Since May 2017, the Data Governance committees have been studying data policy issues, common terminologies, data sharing and access, and business processes surrounding the input, maintenance, extraction and reporting of SMU data holdings.
In October, the Data Warehouse Initiative made several key recommendations in collaboration with the Data Governance committees, which were approved by SMU’s executive leadership.
“Newer thinking on data warehouses isn’t that you grow the whole thing at once, but that you pick a project and then get the data for that project together,” said Alvey. “That’s called a Data Mart – a smaller version of a Data Warehouse. Eventually, our all-encompassing Data Warehouse will be built from a series of Data Marts. We picked five Data Mart projects to tackle over the next several years, all of which are important in the University’s 2016-2025 Strategic Plan.”
The projects, in order, are Substance Abuse Prevention, Retention and Graduation, Admission and Recruitment, Academic Program Performance, and Research and Creative Scholarship.
Each project is expected to take about six months.
Michael Hites, who joined SMU this summer as the University’s new chief information officer, worked with the Data Warehouse team to identify the hardware and software needed to begin the Data Marts, as well as the personnel. “We will appoint a Data Architect to design how the myriad pieces of data live with one another and ‘talk’ to each other, and a Data Visualization Specialist to help the software tell an interactive and visual story,” said Hites, a member of the Data Governance Steering Committee. “The specialist will also train someone in each college on campus on how to use the visualization software. Both of these data professionals will support the schools and departments to answer their own important questions using the shared Data Warehouse.

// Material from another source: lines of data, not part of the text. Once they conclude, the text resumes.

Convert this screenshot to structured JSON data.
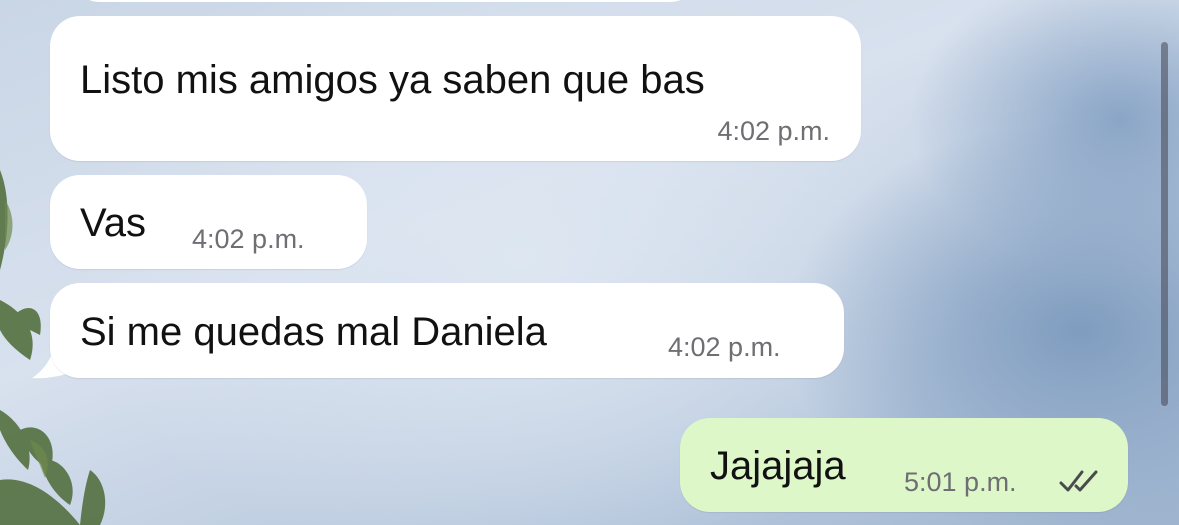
{
  "messages": [
    {
      "direction": "incoming",
      "text": "Listo mis amigos ya saben que bas",
      "time": "4:02 p.m."
    },
    {
      "direction": "incoming",
      "text": "Vas",
      "time": "4:02 p.m."
    },
    {
      "direction": "incoming",
      "text": "Si me quedas mal Daniela",
      "time": "4:02 p.m."
    },
    {
      "direction": "outgoing",
      "text": "Jajajaja",
      "time": "5:01 p.m.",
      "status_icon": "double-check-icon"
    }
  ],
  "colors": {
    "incoming_bubble": "#ffffff",
    "outgoing_bubble": "#ddf7c9",
    "timestamp": "#6e6e73",
    "message_text": "#111111"
  }
}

“The Data Architect will help SMU create and build the best model, the best framework on which to hang our data,” Hites said. “Once that is designed, our own OIT experts in extraction, translation and loading will grab the data sets from different data repositories of the University and load them into the Data Mart so that the new, comprehensive data set can be easily used. The Data Visualization person works with the technical and departmental staff to develop intuitive and visual ways to interact with the data throughout the University. The goal is to put data analytics in the hands of those who need it, beyond that of simple reports, statistics and graphs.”
Once the personnel are identified, the first Data Mart project will begin, with a targeted completion in summer 2018.
The Data Warehouse Initiative has now officially dissolved, and most of the team members have joined one of the two Data Governance committees, where work will continue for years. Six subcommittees have also been formed and are in the process of talking with departments across campus about data storage, definitions, existing reports, policies, access and stewardship related to the first Data Mart.
“Getting SMU’s data in line so that it can be linked and analyzed, and the schools have faster access to cleaner information – that’s the win, the most important result of this whole effort,” said Alvey. “Thanks to the extremely dedicated work of the entire team over the past 18 months, SMU is now positioned to make that goal a reality.”